Can you explain me this problem of combinatorics?

Question

Yesterday was my final test of Discrete Mathematics and the second question was:

Wath is the cardinality of these sets:
a) Integers with 4 different digits and its digits increase, decrease and then increase again.
Eg. 1308 is valid
1300 is not valid
1320 is not valid

b) Integers $4000\le n<7000$ even and all its digits are different.

c) Positive integers $n<10000$ such that the sum of its digits is 15.

Could you explain me this question?

Answer 1

(a) is interestingly tricky. I would approach this by selecting the digits as a set and then choosing how many orders are valid, but there a quite a few cases no matter which way you attempt it.

I use the binomial coefficient $\binom nk$ (say "$n$ choose $k$") since this gives the number of ways to select an unordered set of $k$ items out of a pool of $n$. For the actual value, $\binom nk = \frac{n!}{(n-k)!k!}$

• $4$ different digits, none zero: $\binom 94$ options, $5$ arrangements/option
• $4$ different digits, one of which is zero: $\binom 93$ options, $3$ arrangements/option
• $2$ digits the same, $2$ other digits, none zero: $\binom 93$ options for numbers, $2$ choices for pair with $2$ arrangements/option, $1$ choice with only $1$ arrangement possible
• $2$ digits the same, $2$ other digits, one of which zero: $\binom 92$ options for numbers, $2$ choices for pair with $1$ arrangement/option
• $2$ pairs - $\binom 92$ options, $1$ arrangement/option

This gives $$5\binom 94 + 3\binom 93 + 5\binom 93 + 2\binom 92 +\binom 92 = 5\cdot 126 + 8\cdot 84 + 3\cdot 36 \\[3ex] = 630+672+108=1410$$

EDIT: except, whoops, the question specifies four different digits, so only the first two list items apply.
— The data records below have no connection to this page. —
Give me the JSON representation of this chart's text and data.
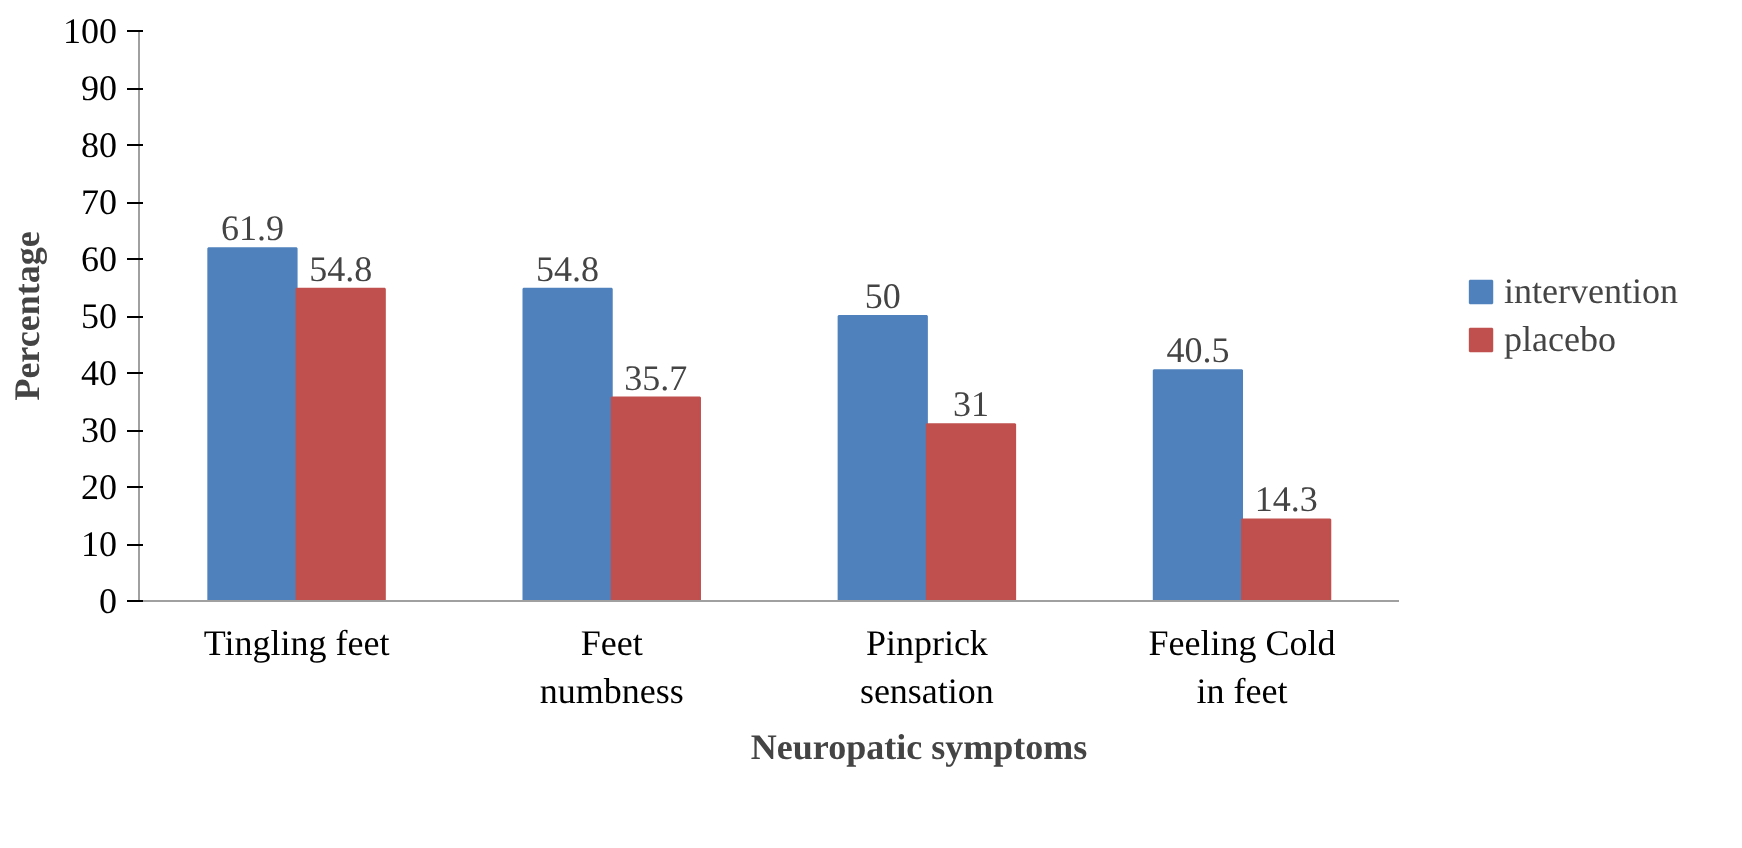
{
  "chart_data": {
    "type": "bar",
    "xlabel": "Neuropatic symptoms",
    "ylabel": "Percentage",
    "categories": [
      "Tingling feet",
      "Feet\nnumbness",
      "Pinprick\nsensation",
      "Feeling Cold\nin feet"
    ],
    "series": [
      {
        "name": "intervention",
        "color": "#4f81bd",
        "values": [
          61.9,
          54.8,
          50,
          40.5
        ]
      },
      {
        "name": "placebo",
        "color": "#c0504d",
        "values": [
          54.8,
          35.7,
          31,
          14.3
        ]
      }
    ],
    "ylim": [
      0,
      100
    ],
    "yticks": [
      0,
      10,
      20,
      30,
      40,
      50,
      60,
      70,
      80,
      90,
      100
    ],
    "data_labels": true,
    "legend": "right"
  }
}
This gives us:

$$5\binom 94 + 3\binom 93 = 5\cdot 126 + 3\cdot 84 = 630+252 = \fbox{882}$$

(b) is not as interesting, just different case for leading $5$ as opposed to $4$ or $6$, followed by choosing the trailing digits, followed by choosing the middle two digits.

(c) is a partition question with a little bit of inclusion-exclusion - find ordered partitions of 15 (using stars-and-bars), then exclude those where one of the parts is $10$ or more (by setting aside a "preload" of $10$ units for each digit zone in turn), giving $\binom {18}3 - 4\binom 83 = 592$

Answer 2

For (b), which is the easiest of the three problems:

Let the digits from left to right be $D(1),D(2),D(3),D(4).$

If each of the $3$ cases $D(4)=0$ or $D(4)=2$ or $D(4)=8,$ there are $3$ choices ($4,5$,or $6$) for $D(1)$. This gives $(3)(3)=9$ choices for the pair $(D(1),D(4)).$ For each pair there are $8$ choices of $D(2)$. There are 7 choices of $D(3)$ for each triplet $(D(1),D(2),D(4)).$ This gives $(9)(8)(7)=504$ values when $D(4)$ is $0,2$,or $8$.

In each of the $2$ cases $D(4)=4$ or $D(4)=6$ there are only $2$ choices for $D(1).$ (That is, $D(1)=5$ or $6$ when $D(4)=4$; and $D(1)=4$ or $5$ when $D(4)=6$). This gives $(2)(2)=4$ choices for the pair $(D(1),D(4)).$ There are $8$ choices of $D(2)$ for each pair $(D(1),D(4))$ and 7 choices of $D(3)$ for each triplet $(D(1),D(2),D(4)).$ This gives $(4)(8)(7)=224$ values when $D(4)$ is $4$ or $6.$

Altogether we have a total of $504+224=728$ values.